Canadian Tire Money is Canada's secondary currency. It is given out at Canadian Tire stores and gas stations across the country as a 5% bonus on whatever you spend at Canadian Tire.

The coupons are redeemable for gasoline and merchandise at Canadian Tire but is now gaining popularity in bars, where you can sometimes spend it at par.

Canadian Tire Money is also named Funny Money by the weirdos who squirrel it all away for years and then buy lawnmowers with bags of five cent coupons.

As far as it being a successful loyalty program for Canadian Tire, it is. Their clientele (especially the ones who hoard their coupons) is to be often questionable.
Canadian Tire Money is now called... watch this carefully... Canadian Tire "Money". On all the posters and advertising material, the "Money" is in quotation marks.

This money looks absolutely hilarious, like pastel versions of actual Canadian money (though in much smaller denomenations) and with cartoony pictures of "historical figures" instead of the actual former Prime Ministers that normal Canadian cash features. (Oh, and don't forget The Queen).

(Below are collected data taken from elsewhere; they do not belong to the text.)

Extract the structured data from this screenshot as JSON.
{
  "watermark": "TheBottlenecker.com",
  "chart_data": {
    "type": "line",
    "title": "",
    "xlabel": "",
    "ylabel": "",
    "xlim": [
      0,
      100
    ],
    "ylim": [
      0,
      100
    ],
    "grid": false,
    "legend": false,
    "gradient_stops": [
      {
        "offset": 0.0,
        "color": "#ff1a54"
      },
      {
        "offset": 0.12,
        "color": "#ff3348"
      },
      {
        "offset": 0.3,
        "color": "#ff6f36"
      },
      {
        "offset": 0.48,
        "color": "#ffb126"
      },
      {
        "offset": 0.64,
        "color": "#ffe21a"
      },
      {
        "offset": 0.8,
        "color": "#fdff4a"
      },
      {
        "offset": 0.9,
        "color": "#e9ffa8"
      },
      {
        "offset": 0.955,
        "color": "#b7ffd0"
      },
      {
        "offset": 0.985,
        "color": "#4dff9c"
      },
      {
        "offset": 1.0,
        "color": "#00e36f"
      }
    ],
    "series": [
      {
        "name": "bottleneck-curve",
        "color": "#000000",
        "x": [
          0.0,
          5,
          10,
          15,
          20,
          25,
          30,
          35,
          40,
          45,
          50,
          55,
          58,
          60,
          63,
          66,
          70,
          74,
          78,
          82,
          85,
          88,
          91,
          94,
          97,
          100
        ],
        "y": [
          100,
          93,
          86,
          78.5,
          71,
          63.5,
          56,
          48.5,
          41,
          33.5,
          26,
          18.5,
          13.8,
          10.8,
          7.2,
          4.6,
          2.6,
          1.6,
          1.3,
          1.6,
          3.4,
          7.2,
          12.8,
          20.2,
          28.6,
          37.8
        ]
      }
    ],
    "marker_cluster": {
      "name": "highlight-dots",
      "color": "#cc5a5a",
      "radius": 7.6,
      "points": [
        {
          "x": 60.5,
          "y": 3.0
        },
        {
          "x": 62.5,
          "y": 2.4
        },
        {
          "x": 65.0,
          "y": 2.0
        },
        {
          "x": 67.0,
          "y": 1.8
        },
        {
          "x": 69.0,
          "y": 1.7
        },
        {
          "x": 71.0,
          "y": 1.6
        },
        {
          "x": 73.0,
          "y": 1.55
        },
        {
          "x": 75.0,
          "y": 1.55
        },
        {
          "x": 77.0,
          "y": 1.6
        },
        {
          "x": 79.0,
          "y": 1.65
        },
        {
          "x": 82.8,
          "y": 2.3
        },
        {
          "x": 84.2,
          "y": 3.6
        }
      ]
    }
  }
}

Often referred to as "Crappy Tire Money", spendable at "Crappy Tire". Oh, and in any town above a 5000 population, I doubt you'll be able to spend it in bars.

The Scottish lad that appears on the front of all the Canadian Tire 'Money' bills is called Sandy McTire. He first appeared on the 1961 issues. The really weird thing about CTM is that is was printed by the same company that minted actual Canadian currency: the British American Bank Note company.

Further to this node, there is a television ad campaign currently being used by Canadian Tire that features several men with a leader who is apparently able to buy many things with the "money" that he's hoarded over the years...things such as electric drills, fishing rods, scooters, bicycles, canoes, etc...all with the song "Big Spender" playing in the background.

It's kinda funny...I mean, the guys open up briefcases with clean stacks of the "money" like they were holding millions of real money. To be able to buy that much stuff...well, you'd have to be one hell of a "big spender" of legitimate money at Canadian Tire to be able to do it all over again with the fake stuff.

On the other hand, at least the reward is that you can buy pretty much anything at the store with the "money". Other stores have catalogs for their rewards programs...the best one I saw was a Club Z catalog for Zellers that featured a Porsche Boxster as one of the items...achievable with a total of something like 100,000,000 points. At 100 points a dollar, you'd have to spend $1 million at the store to be able to score that much...and, quite frankly, I highly doubt that I would spend that much on Martha Stewart housewares or Delta Burke clothing.

On a final note, it's no secret that many Cuban streetside merchants in Havana have been suckered into accepting the "money" for goods...cause enough for Canadian Tire to open up a store there for these poor souls to cash in what they thought was legal tender.

The really strange thing is that you can generally pass off Canadian Tire money as bonafide legal tender in stupid countries!

We were at a bar in Jamaica on a vacation last year, and the bartender had this big wall full of foreign money. I was sitting there looking at it when I noticed the Canadian Tire money. I laughed for quite a while about it, but I didn't have the heart to tell the bartender....

If you're not in the market for power tools or pool noodles, you can sell your Canadian Tire "Money" at pawn shops for fifty cents on the "dollar".